A rainha portuguesa Catarina de Bragança, que se casou com Carlos II no século XVII, foi a influencer que popularizou o chá na corte britânica.
Têm um sentido de humor sarcástico, têm uma dentição que deixa muito a desejar, adoram filas organizadas — mas de entre todos os estereótipos famosos dos britânicos, talvez nenhum seja mais conhecido do que a sua obsessão com o chá. Mas e se lhe dissermos que este amor de longa data dos ingleses se deve a uma monarca portuguesa?
Façamos uma viagem no tempo até ao ano de sua majestade de 1662, quando a Infanta Catarina de Bragança, filha de D. João IV, foi a eleita para casar com o rei britânico Carlos II, tornando-se assim rainha de Inglaterra, Escócia e Irlanda.
Reza a história que, no meio da sua bagagem, Catarina levou vários objetos que compunham o seu dote: dinheiro, especiarias, porcelanas, tesouros e uns saquinhos inofensivos com umas estranhas folhas…
Quando Catarina chegou a Inglaterra, o chá já era era conhecido, mas só era consumido para fins medicinais, sendo o café a bebida social por excelência. Na altura, Inglaterra também não tinha rotas de comércio diretas com a China, o que fazia disparar o preço do chá e foi um grande entrave à sua popularização.
Portugal, por sua vez, tinha um comércio mais estabelecido com a China através de Macau, sendo uma das principais portas de entrada da Europa para as chávenas e chaleiras de porcelana chinesas.
“Portugal foi uma das rotas pelas quais a porcelana chegou à Europa. Era muito cara e muito bonita, e uma das coisas que tornava atraente beber chá eram todas as coisas bonitas que o acompanhavam, como ter o iPhone mais recente”, explica Markman Ellis, professor de Estudos do Século XVIII e co-autor de Empire of Tea: The Asian Leaf that Conquered the World, à BBC.

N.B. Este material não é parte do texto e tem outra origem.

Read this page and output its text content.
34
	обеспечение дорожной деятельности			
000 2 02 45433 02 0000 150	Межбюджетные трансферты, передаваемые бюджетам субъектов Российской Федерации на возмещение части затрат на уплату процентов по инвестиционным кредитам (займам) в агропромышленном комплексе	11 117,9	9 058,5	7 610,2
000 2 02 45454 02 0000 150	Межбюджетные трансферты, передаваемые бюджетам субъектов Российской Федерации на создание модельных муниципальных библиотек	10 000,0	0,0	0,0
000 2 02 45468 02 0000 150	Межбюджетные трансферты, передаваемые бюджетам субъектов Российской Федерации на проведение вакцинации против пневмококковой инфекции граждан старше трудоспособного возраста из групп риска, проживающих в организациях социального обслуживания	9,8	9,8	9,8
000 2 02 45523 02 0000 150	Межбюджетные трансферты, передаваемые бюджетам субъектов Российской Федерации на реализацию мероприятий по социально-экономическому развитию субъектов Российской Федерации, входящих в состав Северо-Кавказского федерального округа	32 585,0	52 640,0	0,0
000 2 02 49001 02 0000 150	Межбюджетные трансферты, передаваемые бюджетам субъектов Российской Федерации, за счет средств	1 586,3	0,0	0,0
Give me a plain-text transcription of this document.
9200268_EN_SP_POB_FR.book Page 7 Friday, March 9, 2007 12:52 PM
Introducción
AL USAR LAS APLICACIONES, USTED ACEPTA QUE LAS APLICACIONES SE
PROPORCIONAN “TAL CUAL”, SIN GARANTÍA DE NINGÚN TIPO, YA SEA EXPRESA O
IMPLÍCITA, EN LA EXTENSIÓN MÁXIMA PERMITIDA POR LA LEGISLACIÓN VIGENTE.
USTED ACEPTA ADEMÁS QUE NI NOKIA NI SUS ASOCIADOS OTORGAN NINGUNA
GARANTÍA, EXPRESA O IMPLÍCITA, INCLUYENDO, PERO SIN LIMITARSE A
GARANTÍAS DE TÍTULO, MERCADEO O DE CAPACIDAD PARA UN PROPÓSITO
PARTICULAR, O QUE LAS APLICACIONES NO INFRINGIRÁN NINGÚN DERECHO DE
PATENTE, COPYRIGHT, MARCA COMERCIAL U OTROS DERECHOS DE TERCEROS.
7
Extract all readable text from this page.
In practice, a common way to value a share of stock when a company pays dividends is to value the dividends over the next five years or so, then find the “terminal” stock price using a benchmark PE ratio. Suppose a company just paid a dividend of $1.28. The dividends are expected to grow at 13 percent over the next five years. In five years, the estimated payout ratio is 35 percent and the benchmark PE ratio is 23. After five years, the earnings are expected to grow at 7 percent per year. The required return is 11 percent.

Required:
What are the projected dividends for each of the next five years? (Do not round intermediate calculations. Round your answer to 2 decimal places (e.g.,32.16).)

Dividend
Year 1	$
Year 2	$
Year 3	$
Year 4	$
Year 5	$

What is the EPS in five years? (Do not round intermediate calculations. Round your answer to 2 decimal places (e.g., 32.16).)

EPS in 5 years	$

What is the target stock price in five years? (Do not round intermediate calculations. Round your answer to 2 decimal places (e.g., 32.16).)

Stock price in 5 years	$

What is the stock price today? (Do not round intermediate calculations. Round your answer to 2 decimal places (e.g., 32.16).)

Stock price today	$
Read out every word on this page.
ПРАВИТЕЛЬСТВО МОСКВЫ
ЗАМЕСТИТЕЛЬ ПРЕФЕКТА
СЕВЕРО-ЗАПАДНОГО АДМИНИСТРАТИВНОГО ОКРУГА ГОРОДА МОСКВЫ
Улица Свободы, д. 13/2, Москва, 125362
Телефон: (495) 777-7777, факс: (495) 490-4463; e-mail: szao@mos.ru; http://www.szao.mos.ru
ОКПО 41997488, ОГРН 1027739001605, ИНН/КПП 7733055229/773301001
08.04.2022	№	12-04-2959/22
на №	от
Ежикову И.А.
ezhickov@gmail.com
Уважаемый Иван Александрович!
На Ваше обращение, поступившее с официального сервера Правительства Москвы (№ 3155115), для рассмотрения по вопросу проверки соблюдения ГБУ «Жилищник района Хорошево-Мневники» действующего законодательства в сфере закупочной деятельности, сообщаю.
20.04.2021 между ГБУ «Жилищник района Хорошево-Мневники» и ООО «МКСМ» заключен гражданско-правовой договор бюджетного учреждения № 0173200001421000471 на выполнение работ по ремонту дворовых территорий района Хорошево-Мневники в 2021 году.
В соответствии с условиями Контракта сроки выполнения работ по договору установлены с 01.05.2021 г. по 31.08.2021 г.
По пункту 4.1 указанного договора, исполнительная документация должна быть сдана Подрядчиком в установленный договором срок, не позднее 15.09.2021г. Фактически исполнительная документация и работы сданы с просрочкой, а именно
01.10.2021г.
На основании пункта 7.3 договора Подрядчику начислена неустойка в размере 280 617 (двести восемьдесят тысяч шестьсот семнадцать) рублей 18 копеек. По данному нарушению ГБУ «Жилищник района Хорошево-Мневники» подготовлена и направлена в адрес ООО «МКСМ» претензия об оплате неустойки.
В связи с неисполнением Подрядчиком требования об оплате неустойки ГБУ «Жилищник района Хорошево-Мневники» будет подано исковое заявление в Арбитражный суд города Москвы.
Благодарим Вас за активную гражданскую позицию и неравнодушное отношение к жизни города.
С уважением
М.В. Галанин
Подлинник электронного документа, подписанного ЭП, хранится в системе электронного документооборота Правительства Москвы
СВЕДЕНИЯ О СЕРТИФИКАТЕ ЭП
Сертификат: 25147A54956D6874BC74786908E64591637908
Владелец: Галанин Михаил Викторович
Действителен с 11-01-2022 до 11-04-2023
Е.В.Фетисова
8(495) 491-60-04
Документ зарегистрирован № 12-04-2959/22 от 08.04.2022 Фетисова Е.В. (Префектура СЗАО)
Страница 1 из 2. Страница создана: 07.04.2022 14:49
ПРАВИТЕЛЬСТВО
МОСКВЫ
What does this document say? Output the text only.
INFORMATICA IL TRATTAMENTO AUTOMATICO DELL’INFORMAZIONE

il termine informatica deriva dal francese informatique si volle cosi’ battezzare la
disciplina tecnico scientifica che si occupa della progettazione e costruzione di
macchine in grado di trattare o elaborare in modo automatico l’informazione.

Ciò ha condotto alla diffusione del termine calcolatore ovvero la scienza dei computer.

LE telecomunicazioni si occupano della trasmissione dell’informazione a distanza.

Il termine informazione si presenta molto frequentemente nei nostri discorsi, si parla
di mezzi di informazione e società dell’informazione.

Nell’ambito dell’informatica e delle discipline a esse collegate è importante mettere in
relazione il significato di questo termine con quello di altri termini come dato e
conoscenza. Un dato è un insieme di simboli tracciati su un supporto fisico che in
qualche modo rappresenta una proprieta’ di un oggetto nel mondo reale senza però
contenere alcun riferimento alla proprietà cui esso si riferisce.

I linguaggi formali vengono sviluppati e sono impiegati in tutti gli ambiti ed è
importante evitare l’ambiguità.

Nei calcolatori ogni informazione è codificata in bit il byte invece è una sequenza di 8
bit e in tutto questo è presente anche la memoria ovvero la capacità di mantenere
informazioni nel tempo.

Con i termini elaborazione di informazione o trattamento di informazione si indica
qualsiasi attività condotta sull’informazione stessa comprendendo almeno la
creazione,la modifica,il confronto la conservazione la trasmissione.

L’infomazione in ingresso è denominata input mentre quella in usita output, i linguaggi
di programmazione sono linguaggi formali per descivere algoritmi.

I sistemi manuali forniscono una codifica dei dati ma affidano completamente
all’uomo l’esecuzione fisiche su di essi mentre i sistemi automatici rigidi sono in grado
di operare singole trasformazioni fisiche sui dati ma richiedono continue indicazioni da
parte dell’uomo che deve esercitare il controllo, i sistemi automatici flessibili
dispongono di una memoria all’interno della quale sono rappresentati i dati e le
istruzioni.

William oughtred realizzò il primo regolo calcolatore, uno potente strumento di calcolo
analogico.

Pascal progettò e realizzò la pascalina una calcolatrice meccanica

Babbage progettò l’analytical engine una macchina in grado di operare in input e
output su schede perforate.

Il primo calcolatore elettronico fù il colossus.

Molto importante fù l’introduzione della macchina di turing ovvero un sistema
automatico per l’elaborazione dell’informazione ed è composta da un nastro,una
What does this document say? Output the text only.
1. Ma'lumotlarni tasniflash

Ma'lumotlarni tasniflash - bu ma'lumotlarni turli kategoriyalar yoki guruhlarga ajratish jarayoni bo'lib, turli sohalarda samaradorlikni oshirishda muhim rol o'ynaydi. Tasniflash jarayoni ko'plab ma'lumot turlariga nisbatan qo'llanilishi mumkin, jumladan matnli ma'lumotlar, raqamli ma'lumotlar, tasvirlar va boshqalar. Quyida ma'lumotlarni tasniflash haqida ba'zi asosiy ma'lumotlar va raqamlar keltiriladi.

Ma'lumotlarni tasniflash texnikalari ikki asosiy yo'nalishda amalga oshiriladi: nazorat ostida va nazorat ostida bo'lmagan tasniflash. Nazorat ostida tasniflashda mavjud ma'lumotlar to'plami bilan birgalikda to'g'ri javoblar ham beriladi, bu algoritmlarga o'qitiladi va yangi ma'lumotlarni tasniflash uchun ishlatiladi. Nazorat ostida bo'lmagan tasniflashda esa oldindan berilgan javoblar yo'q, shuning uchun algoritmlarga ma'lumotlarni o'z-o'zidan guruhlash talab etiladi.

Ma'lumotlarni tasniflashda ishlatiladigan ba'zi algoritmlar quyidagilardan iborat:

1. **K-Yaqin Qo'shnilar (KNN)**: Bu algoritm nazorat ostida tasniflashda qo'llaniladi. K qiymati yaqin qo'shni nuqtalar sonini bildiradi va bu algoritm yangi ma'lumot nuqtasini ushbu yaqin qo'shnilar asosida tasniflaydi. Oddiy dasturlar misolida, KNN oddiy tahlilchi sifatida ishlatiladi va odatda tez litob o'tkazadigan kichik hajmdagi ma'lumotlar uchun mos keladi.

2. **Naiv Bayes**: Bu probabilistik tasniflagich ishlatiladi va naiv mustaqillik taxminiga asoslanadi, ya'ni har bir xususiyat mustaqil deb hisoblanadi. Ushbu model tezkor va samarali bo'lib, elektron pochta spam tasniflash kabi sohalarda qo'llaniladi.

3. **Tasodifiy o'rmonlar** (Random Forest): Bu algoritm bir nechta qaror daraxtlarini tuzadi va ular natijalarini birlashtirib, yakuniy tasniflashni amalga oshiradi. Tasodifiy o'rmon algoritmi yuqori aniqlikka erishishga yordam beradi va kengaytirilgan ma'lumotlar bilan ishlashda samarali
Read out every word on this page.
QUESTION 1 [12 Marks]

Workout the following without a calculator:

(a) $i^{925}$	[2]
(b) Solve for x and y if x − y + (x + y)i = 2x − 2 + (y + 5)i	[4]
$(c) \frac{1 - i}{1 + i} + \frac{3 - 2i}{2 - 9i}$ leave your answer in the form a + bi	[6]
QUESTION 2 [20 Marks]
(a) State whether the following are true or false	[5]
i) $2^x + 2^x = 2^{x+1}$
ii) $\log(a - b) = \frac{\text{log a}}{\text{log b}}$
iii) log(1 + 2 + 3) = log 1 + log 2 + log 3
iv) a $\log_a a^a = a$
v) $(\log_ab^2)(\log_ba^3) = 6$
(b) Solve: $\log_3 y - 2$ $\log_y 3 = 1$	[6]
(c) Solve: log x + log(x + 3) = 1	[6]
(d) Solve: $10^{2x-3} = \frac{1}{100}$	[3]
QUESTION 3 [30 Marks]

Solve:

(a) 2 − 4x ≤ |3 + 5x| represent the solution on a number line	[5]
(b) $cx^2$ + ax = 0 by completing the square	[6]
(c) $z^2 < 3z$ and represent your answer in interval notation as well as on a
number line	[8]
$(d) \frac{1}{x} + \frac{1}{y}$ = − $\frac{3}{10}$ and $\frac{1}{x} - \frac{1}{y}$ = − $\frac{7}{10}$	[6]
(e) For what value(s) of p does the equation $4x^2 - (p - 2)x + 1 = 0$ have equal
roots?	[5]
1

Beber chá era um hábito diário da rainha, que manteve esta tradição no seu novo país. Com o passar do tempo, a moda espalhou-se pela corte, que queria imitar os modos refinados da nova rainha. A bebida tornou-se ainda um símbolo de estatuto social devido ao seu preço elevado.
“O chá passou a estar associado à sociabilidade das mulheres da elite em torno da corte real, da qual Catarina era o emblema mais famoso. Quando a rainha faz alguma coisa, todos querem fazer o mesmo, por isso, muito gradualmente, no final do século XVII, a aristocracia começou a beber pequenas quantidades de chá”, afirma Ellis.
O poeta Edmund Waller até mencionou o amor de Catarina pelo chá numa ode que escreveu para assinalar o seu aniversário, pouco depois do casamento:
The best of Queens, and best of herbs, we owe
To that bold nation, which the way did show
To the fair region where the sun doth rise,
Whose rich productions we so justly prize
Traduzido para português, este excerto fica algo parecido com isto: “A melhor das rainhas, a melhor das ervas, nós devemos/ Para aquela nação ousada, que o caminho mostrou/ Para a bela região onde o sol nasce,/ Cujas ricas produções valorizamos com tanta justiça”.
Há até uma lenda que atribui a origem da palavra inglesa tea a Catarina de Bragança, alegando que as caixas onde a Infanta levava o seu dote estavam marcadas como Transporte de Ervas Aromáticas — ou T.E.A.
No entanto, é pouco provável que a aristocrata portuguesa possa ser creditada pelo nome da bebida em inglês — os etimologistas acreditam que a palavra “tea” terá surgido da transliteração de um caracter chinês.
Quem diria que uma tradição tão britânica ia ter um dedo português?